つまり、リップル社の弁護士、ブラッド・ガーリンハウスの弁護士が言っていたのは、「見てください。この1億5千万ドルは、、ブラッド・ガーリンハウスはXRPの95%を米国外で販売しました。SEC、あなたはそれについては管轄権がありません」ということです。

つまり、その問題はリップル社の7億7000万ドルにも当てはまるということです。この数字を使いましょう。「7億7000万ドル」です。そのうち何億ドルが米国内で販売されたのでしょうか? もし米国内で販売されていなければ、SECはそれをカウントすることは出来ません、まる。

では想像してください。リップル社の機関向けの販売が、ブラッド・ガーリンハウスの販売と同じだとしたら。ブラッド・ガーリングハウスの販売は95%が米国外でした。もしリップル社がそれと同じだとしたら、7億7000万ドルのうち…。私はライブを始める前に計算してみました。

6億ドルが… いや、7億3100万ドルが差し引かれます。私はそれが事実だと言っているのではありません。私はただ、XRPがどれほど急激に減少する可能性があるかを示していると言っているのです。そうすると、XRPの販売額のうち3900万ドルが残ります。もし90%が米国外だとすると、7700万ドルになります。

私はその数字を知りません。だから、あなたに伝えることはできません。私が言えるのは、それらがすべて米国内であるはずがないということだけです。だから、その数字は大幅に減るだろうということです。それが、リップル社がSECに対してどのような書類を提出するのか、判事が知りたがっているディスカバリーの部分です。

リップル社が行ったすべての販売を見ます。リップル社が米国外で行ったすべての販売を見ます。すると、その数字はどんどん小さく、小さく、そして小さくなっていきます。Morrison判例を採用することになれば、その数字はずっとずっと小さくなります。

では、純利益を計算しなければいけないという、Govil判例とLiu判例を引用してみましょう。それでは、米国内での販売が1億ドルだったとします。正当な事業経費を控除することができます。私はそれがいくらなのか答えを知りません。しかし、私が最初に思いついたのはこれです。私は、税務上、弁護士費用は合法的な事業経費であることを知っています。

しかし、あなたは、リップル社がSECと戦うための弁護士費用を差し引くことができるかどうかを想像することはできます。それが控除できるかどうかは疑問です。その答えはわかりません。ただ、そう考えるとユーモラスな気持ちになります。そして、このようなことを毎日行っている経験豊富な証券弁護士がいます。そのうちの一人に聞いてみることも出来るでしょう。しかし、正当な事業目的を達成するための正当な事業経費です。

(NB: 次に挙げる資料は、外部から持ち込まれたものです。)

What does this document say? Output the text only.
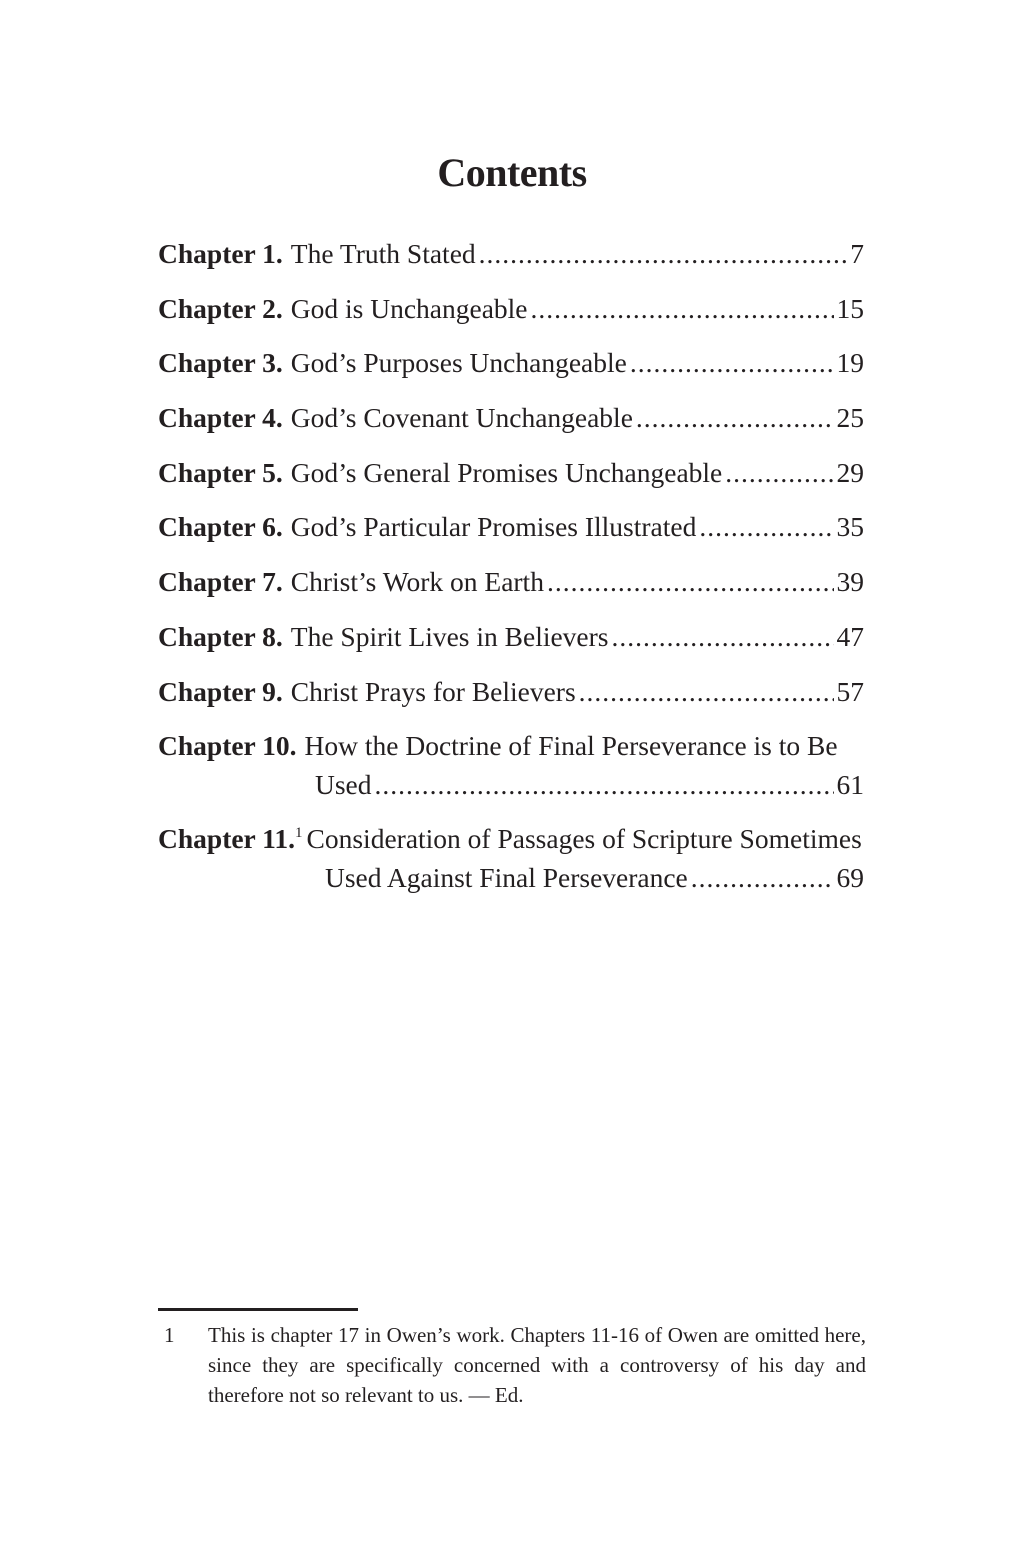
Contents
Chapter 1. The Truth Stated .....	7
Chapter 2. God is Unchangeable .....	15
Chapter 3. God’s Purposes Unchangeable .....	19
Chapter 4. God’s Covenant Unchangeable .....	25
Chapter 5. God’s General Promises Unchangeable .....	29
Chapter 6. God’s Particular Promises Illustrated .....	35
Chapter 7. Christ’s Work on Earth .....	39
Chapter 8. The Spirit Lives in Believers .....	47
Chapter 9. Christ Prays for Believers .....	57
Chapter 10. How the Doctrine of Final Perseverance is to Be
Used .....	61
Chapter 11. 1 Consideration of Passages of Scripture Sometimes
Used Against Final Perseverance .....	69
1 This is chapter 17 in Owen’s work. Chapters 11-16 of Owen are omitted here, since they are specifically concerned with a controversy of his day and therefore not so relevant to us. — Ed.
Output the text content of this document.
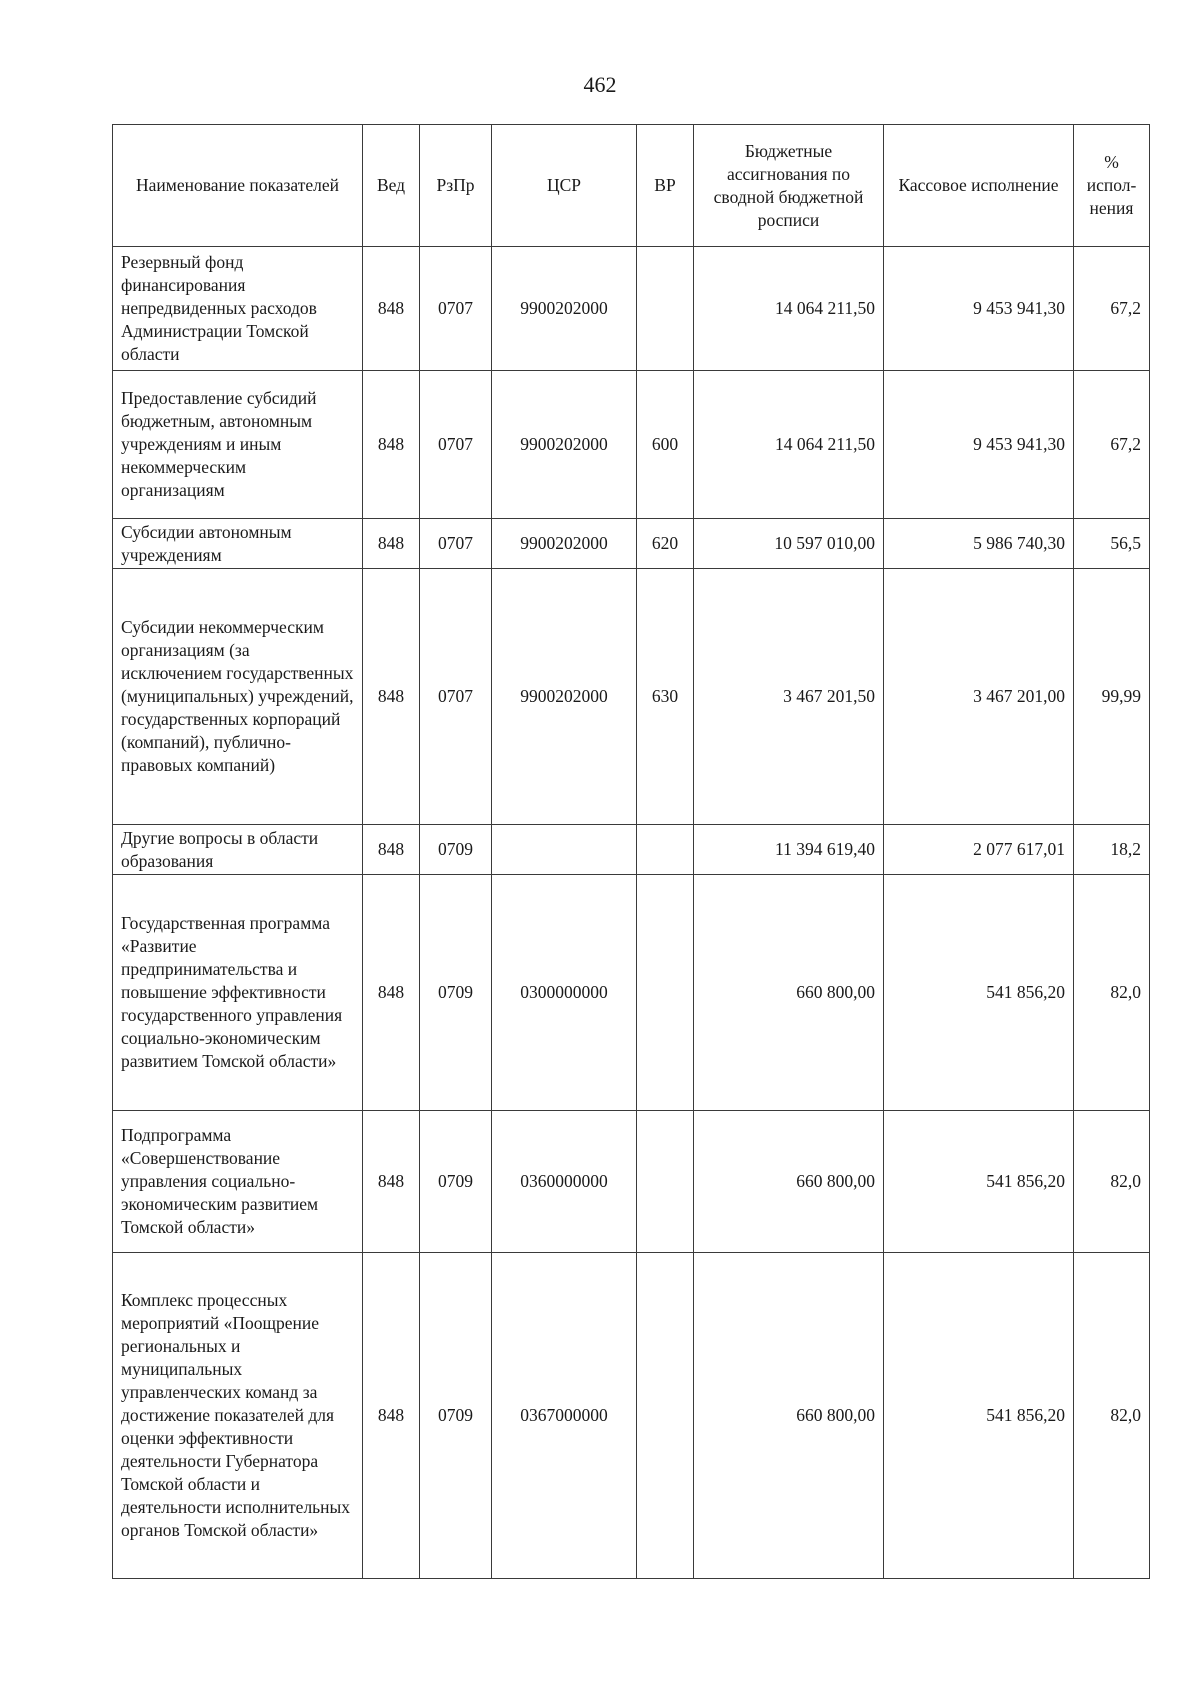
462
Наименование показателей	Вед	РзПр	ЦСР	ВР	Бюджетные ассигнования по сводной бюджетной росписи	Кассовое исполнение	% испол-нения
Резервный фонд финансирования непредвиденных расходов Администрации Томской области	848	0707	9900202000		14 064 211,50	9 453 941,30	67,2
Предоставление субсидий бюджетным, автономным учреждениям и иным некоммерческим организациям	848	0707	9900202000	600	14 064 211,50	9 453 941,30	67,2
Субсидии автономным учреждениям	848	0707	9900202000	620	10 597 010,00	5 986 740,30	56,5
Субсидии некоммерческим организациям (за исключением государственных (муниципальных) учреждений, государственных корпораций (компаний), публично-правовых компаний)	848	0707	9900202000	630	3 467 201,50	3 467 201,00	99,99
Другие вопросы в области образования	848	0709			11 394 619,40	2 077 617,01	18,2
Государственная программа «Развитие предпринимательства и повышение эффективности государственного управления социально-экономическим развитием Томской области»	848	0709	0300000000		660 800,00	541 856,20	82,0
Подпрограмма «Совершенствование управления социально-экономическим развитием Томской области»	848	0709	0360000000		660 800,00	541 856,20	82,0
Комплекс процессных мероприятий «Поощрение региональных и муниципальных управленческих команд за достижение показателей для оценки эффективности деятельности Губернатора Томской области и деятельности исполнительных органов Томской области»	848	0709	0367000000		660 800,00	541 856,20	82,0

それは純利益の問題につながります。もしリップル社に純利益がなかったらどうなるでしょう? 私たちはそのようなシナリオを考える必要があります。そして最終的に、米国外での販売に関するMorrison判例を適用すると、その金額はもっと小さくなります。

そして、合法的な事業経費を差し引きます。そして、すでに激減している数字がさらに減少します。今、あなたは自分に尋ねる必要があります。それは被った経済的損失と結びついていなければなりません。

では、もしXRPの機関向けの販売のうち、その半分が、その全てが50セント以下のXRPだったら? 私たちは今日の時点で、損害はありません。経済的な損失はありません。XRPはそれ以上です。なぜなら、私は、それらの初期の機関向けの販売のかなりの部分が、今日のXRPの価格を大きく下回っていたと断言できるからです。他に何かあるでしょうか?

また、想像してみてください。リップル社はディスカバリーの際に準備書面の中で、ODL取引ではXRPは一時的に保有されるだけであるため経済的損害はないと主張すると想像できます。トーレス判事によるこの判決では、ODL販売が常に争点になっていました。しかし、ODL販売に経済的損害がなかった場合、救済措置の段階では、ODL販売はその方程式に含まれないことになります。そのために、判事は判決を覆す必要もなければ、ODLに関することを撤回する必要もありません。それはこの話の中では単に考慮されないだけです。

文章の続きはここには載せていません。